The situation doesn't seem to have progressed much since those rallies.
Protests held across the United States last month, known as tea party and teabagging rallies in reference to the Boston Tea Party, were ostensibly meant to rail against big government spending. The movement began when organizers sent teabags to their congressional representatives on April 1.
But instead, those protests were populated by several attendees waving signs with racist slogans, including a child in Denver who carried one that read: "Obama-nomics: Monkey See, Monkey Do."
Another sign in Chicago featured a photo of Adolf Hitler with Obama's head super-imposed over the infamous dictator's, and read: "Barack Hussein Obama: The New Face of Hitler." Another urged him to go "back to Kenya."
Such sentiments haven't been exclusive to the odd face in the crowd, and are a far cry from the insults about George W. Bush's intelligence that were routinely aimed at the former president by his opponents.
Some elected officials and low-level Republicans, in fact, have been forced to resign for making racist jokes in the five months since Obama's historic inauguration.
In Florida, a Republican state committee member quit after she sent a racist email about the inauguration festivities.
The email from Carol Carter, who represented Hillsborough County, was entitled "Amazing." It read: "I'm confused.
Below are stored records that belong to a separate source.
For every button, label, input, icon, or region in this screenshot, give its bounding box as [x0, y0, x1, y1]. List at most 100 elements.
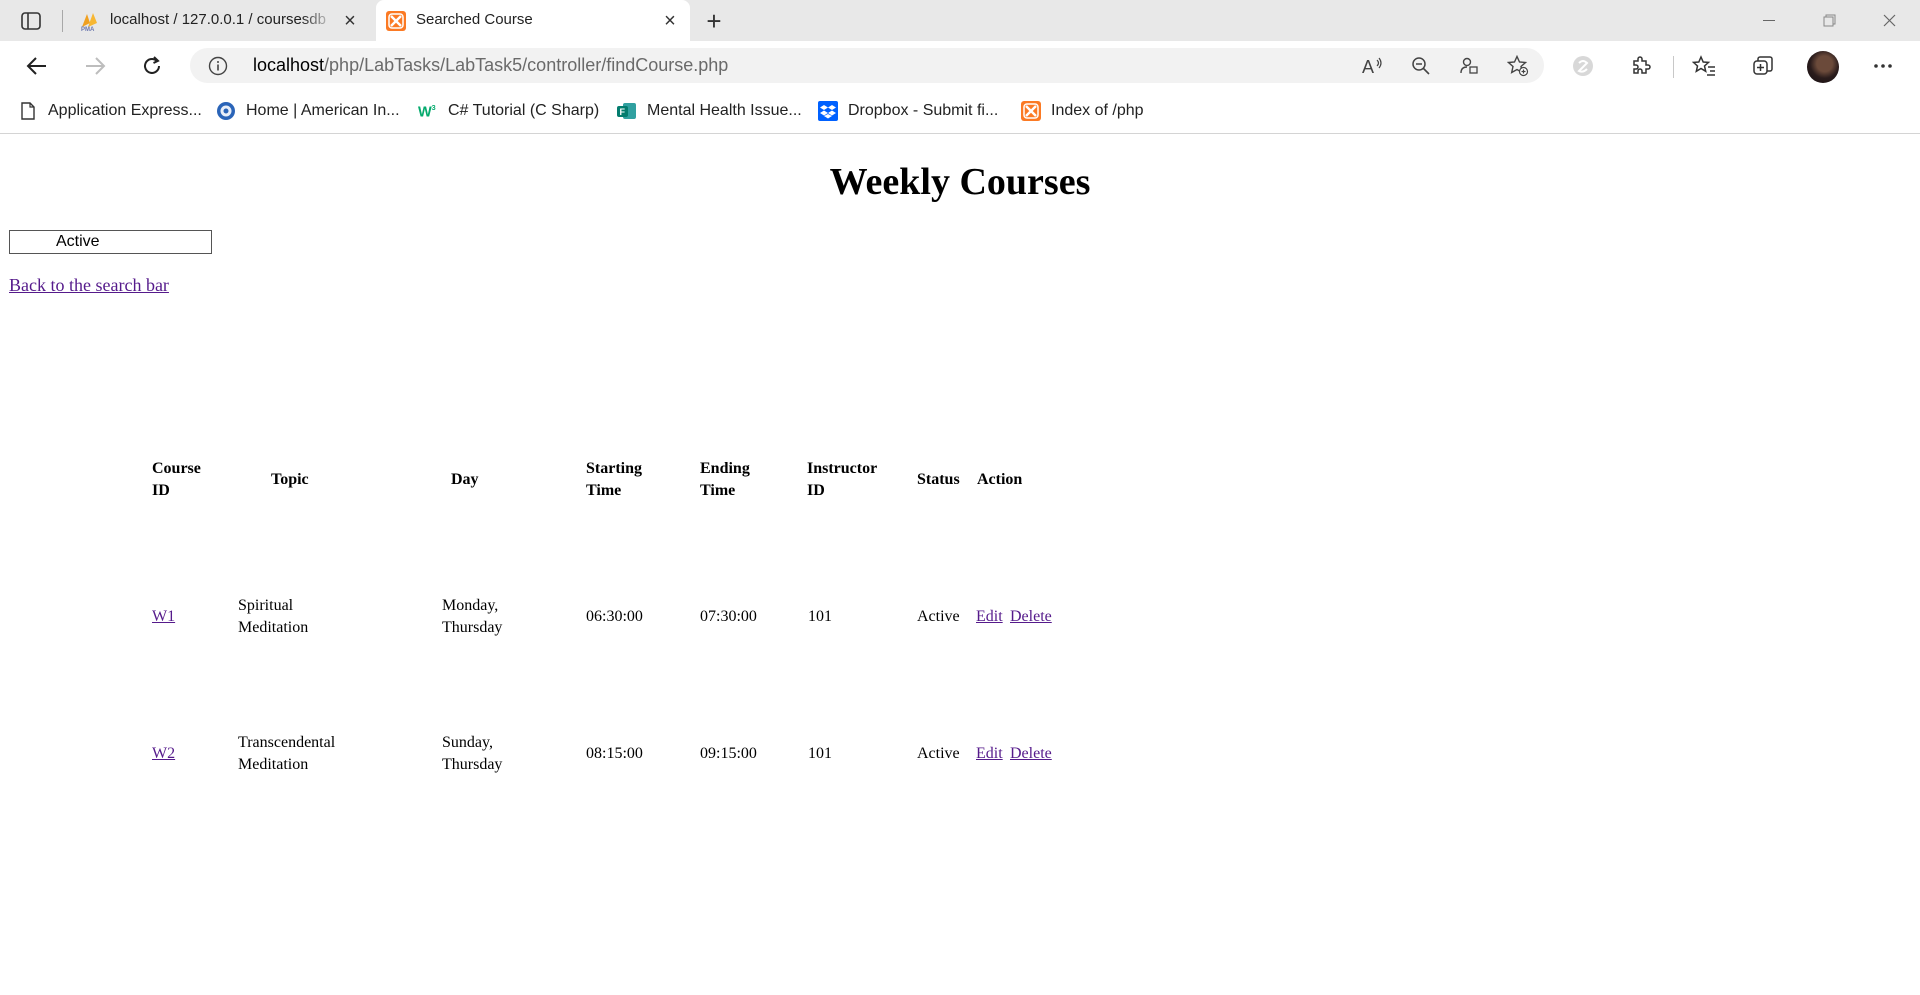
- header-text: Ending: [700, 460, 750, 477]
- header-ending-time: Ending Time: [700, 458, 750, 502]
- header-action: Action: [977, 471, 1023, 488]
- end-time-cell: 07:30:00: [700, 608, 757, 625]
- header-text: ID: [807, 482, 825, 499]
- toolbar: localhost/php/LabTasks/LabTask5/controll…: [0, 41, 1920, 90]
- collections-icon[interactable]: [1748, 51, 1778, 81]
- course-id-link[interactable]: W2: [152, 743, 175, 765]
- cell-text: Monday,: [442, 597, 499, 614]
- minimize-icon[interactable]: [1740, 0, 1798, 41]
- back-arrow-icon[interactable]: [20, 49, 54, 83]
- delete-link[interactable]: Delete: [1010, 743, 1052, 765]
- bookmark-mental-health[interactable]: F Mental Health Issue...: [617, 99, 802, 123]
- bookmark-label: Application Express...: [48, 102, 202, 119]
- forms-icon: F: [617, 101, 637, 121]
- header-instructor-id: Instructor ID: [807, 458, 877, 502]
- svg-text:A: A: [1362, 57, 1374, 76]
- header-day: Day: [451, 471, 479, 488]
- instructor-id-cell: 101: [808, 745, 832, 762]
- restore-icon[interactable]: [1800, 0, 1858, 41]
- read-aloud-icon[interactable]: A: [1362, 55, 1384, 77]
- profile-avatar[interactable]: [1807, 51, 1839, 83]
- svg-text:F: F: [620, 107, 626, 117]
- delete-link[interactable]: Delete: [1010, 606, 1052, 628]
- header-text: Course: [152, 460, 201, 477]
- svg-text:PMA: PMA: [81, 27, 95, 31]
- start-time-cell: 06:30:00: [586, 608, 643, 625]
- tab-phpmyadmin[interactable]: PMA localhost / 127.0.0.1 / coursesdb ×: [70, 0, 370, 41]
- header-status: Status: [917, 471, 960, 488]
- bookmark-csharp-tutorial[interactable]: W3 C# Tutorial (C Sharp): [418, 99, 599, 123]
- edit-link[interactable]: Edit: [976, 606, 1003, 628]
- edit-link[interactable]: Edit: [976, 743, 1003, 765]
- header-text: Instructor: [807, 460, 878, 477]
- tab-actions-icon[interactable]: [16, 8, 46, 34]
- cell-text: Thursday: [442, 756, 503, 773]
- bookmark-label: Dropbox - Submit fi...: [848, 102, 999, 119]
- forward-arrow-icon[interactable]: [78, 49, 112, 83]
- bookmarks-bar: Application Express... Home | American I…: [0, 90, 1920, 134]
- bookmark-application-express[interactable]: Application Express...: [18, 99, 202, 123]
- svg-text:3: 3: [432, 103, 436, 112]
- bookmark-label: Index of /php: [1051, 102, 1144, 119]
- cell-text: Meditation: [238, 619, 309, 636]
- tab-divider: [62, 10, 63, 32]
- page-content: Weekly Courses Back to the search bar Co…: [0, 134, 1920, 995]
- header-starting-time: Starting Time: [586, 458, 642, 502]
- favorites-icon[interactable]: [1689, 51, 1719, 81]
- bookmark-dropbox[interactable]: Dropbox - Submit fi...: [818, 99, 998, 123]
- bookmark-label: Home | American In...: [246, 102, 400, 119]
- tab-title: Searched Course: [416, 11, 533, 28]
- xampp-icon: [386, 11, 406, 31]
- cell-text: Transcendental: [238, 734, 336, 751]
- status-cell: Active: [917, 608, 960, 625]
- page-title: Weekly Courses: [829, 161, 1091, 203]
- refresh-icon[interactable]: [135, 49, 169, 83]
- tracking-prevention-icon[interactable]: [1458, 55, 1480, 77]
- header-course-id: Course ID: [152, 458, 201, 502]
- tab-strip: PMA localhost / 127.0.0.1 / coursesdb × …: [0, 0, 1920, 41]
- more-options-icon[interactable]: [1868, 51, 1898, 81]
- toolbar-divider: [1673, 56, 1674, 78]
- back-to-search-link[interactable]: Back to the search bar: [9, 275, 169, 296]
- course-id-link[interactable]: W1: [152, 606, 175, 628]
- page-icon: [18, 101, 38, 121]
- bookmark-label: C# Tutorial (C Sharp): [448, 102, 600, 119]
- url-text[interactable]: localhost/php/LabTasks/LabTask5/controll…: [253, 55, 728, 76]
- close-tab-icon[interactable]: ×: [340, 10, 360, 32]
- header-text: Time: [586, 482, 622, 499]
- info-icon[interactable]: [208, 56, 228, 76]
- bookmark-american-international[interactable]: Home | American In...: [216, 99, 400, 123]
- topic-cell: Transcendental Meditation: [238, 732, 335, 776]
- header-text: ID: [152, 482, 170, 499]
- copilot-disabled-icon[interactable]: [1568, 51, 1598, 81]
- close-window-icon[interactable]: [1860, 0, 1918, 41]
- tab-title: localhost / 127.0.0.1 / coursesdb: [110, 11, 326, 28]
- extensions-icon[interactable]: [1626, 51, 1656, 81]
- header-topic: Topic: [271, 471, 309, 488]
- cell-text: Meditation: [238, 756, 309, 773]
- address-bar[interactable]: localhost/php/LabTasks/LabTask5/controll…: [190, 48, 1544, 83]
- header-text: Starting: [586, 460, 642, 477]
- status-input[interactable]: [9, 230, 212, 254]
- phpmyadmin-icon: PMA: [80, 11, 100, 33]
- w3schools-icon: W3: [418, 101, 438, 121]
- start-time-cell: 08:15:00: [586, 745, 643, 762]
- add-favorite-icon[interactable]: [1507, 55, 1529, 77]
- globe-icon: [216, 101, 236, 121]
- status-cell: Active: [917, 745, 960, 762]
- zoom-out-icon[interactable]: [1410, 55, 1432, 77]
- tab-searched-course[interactable]: Searched Course ×: [376, 0, 690, 41]
- topic-cell: Spiritual Meditation: [238, 595, 308, 639]
- cell-text: Thursday: [442, 619, 503, 636]
- cell-text: Spiritual: [238, 597, 294, 614]
- svg-text:W: W: [418, 104, 432, 119]
- dropbox-icon: [818, 101, 838, 121]
- end-time-cell: 09:15:00: [700, 745, 757, 762]
- close-tab-icon[interactable]: ×: [660, 10, 680, 32]
- new-tab-icon[interactable]: +: [700, 6, 728, 36]
- day-cell: Sunday, Thursday: [442, 732, 502, 776]
- xampp-icon: [1021, 101, 1041, 121]
- bookmark-index-of-php[interactable]: Index of /php: [1021, 99, 1144, 123]
- header-text: Time: [700, 482, 736, 499]
- day-cell: Monday, Thursday: [442, 595, 502, 639]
How can two million blacks get into Washington, D.C., in one day in sub-zero temps when 200,000 couldn't get out of New Orleans in 85 degree temps with four days notice?"
In a subsequent missive to those on her recipient list, she wrote: "I have been asked to send this apology for my earlier email. I am sorry that it was received in a negative manner. I do hope that we are going to be allowed to keep our sense of humour."
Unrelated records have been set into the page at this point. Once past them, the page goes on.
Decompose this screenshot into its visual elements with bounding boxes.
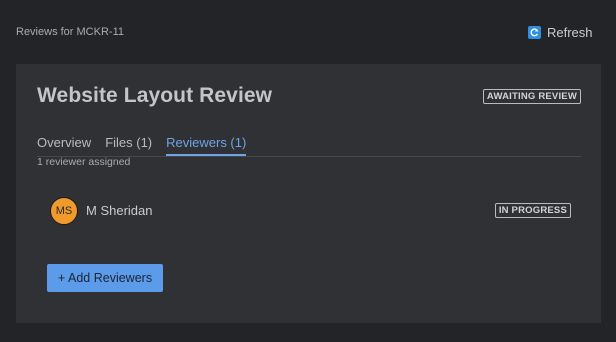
review-panel: Website Layout Review AWAITING REVIEW Ov… (16, 64, 601, 323)
reviewer-row: MS M Sheridan IN PROGRESS (50, 197, 571, 225)
reviews-context-label: Reviews for MCKR-11 (16, 26, 124, 38)
review-tabs: Overview Files (1) Reviewers (1) (37, 135, 581, 157)
add-reviewers-button[interactable]: + Add Reviewers (47, 264, 163, 292)
reviewers-summary: 1 reviewer assigned (37, 156, 131, 168)
review-title: Website Layout Review (37, 84, 273, 107)
refresh-icon (528, 26, 541, 39)
tab-overview[interactable]: Overview (37, 135, 91, 155)
refresh-label: Refresh (547, 25, 593, 40)
tab-files[interactable]: Files (1) (105, 135, 152, 155)
reviews-page: Reviews for MCKR-11 Refresh Website Layo… (0, 0, 616, 342)
reviewer-name: M Sheridan (86, 203, 153, 218)
tab-reviewers[interactable]: Reviewers (1) (166, 135, 247, 156)
review-status-badge: AWAITING REVIEW (482, 89, 581, 104)
reviewer-status-badge: IN PROGRESS (494, 203, 571, 218)
refresh-button[interactable]: Refresh (528, 25, 593, 40)
avatar: MS (50, 197, 78, 225)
A southern California mayor was also forced to quit earlier this year after sending an email depicting the White House lawn as a giant watermelon patch.
Dean Grose, mayor of Los Alamitos, said he meant nothing racist by the email, but said the controversy over racism has made it difficult for him to continue to lead the city.
The Internet, as always, is a treasure trove of anti-Obama sites, ranging from those accusing him of being a Marxist and a secret Muslim to one that's entirely devoted to the notion that he could be the Antichrist.
Ironically, it's been Obama and Sotomayor, his pick for Supreme Court Justice, who have been accused of racism this week.
Sotomayor's remarks about Latina wisdom in 2001 has become a flashpoint for conservatives who oppose her nomination.
"I would hope that a wise Latina woman with the richness of her experiences would more often than not reach a better conclusion than a white male who hasn't lived that life," said Sotomayor, who is of Puerto Rican descent.
Those comments have prompted both talk show megastar Rush Limbaugh and former House Speaker Newt Gingrich to call Sotomayor a racist.
Gingrich said Sotomayor, who would be the first Latino on the country's highest court, has argued that if a white male nominee had said something similar, he'd be forced to withdraw his nomination, and so should Sotomayor.
Limbaugh had this to say: "Reverse racists certainly do have the power to implement their power. Obama is the greatest living example of a reverse racist and now he's appointed one."
Seriously, what the heck is wrong with you people? I say "you people" as a collective, not as an address to every individual. I don't want to sound like a racist myself by blanketing all of you as half-brained, ignorant racists (because I know that's certainly not the case). It just seems like the US is the only country from which I hear about unspeakably hateful remarks and actions such as these.
Don't get me wrong, everyone should have the right to express their opinions about government policy making and the right to do something about it ... but, in what ignorant, half-witted, hateful mindset do you have to be to make remarks and display actions that are this far below the belt?
He's one of the most powerful people in the world and his skin happens to be of a dark pigment.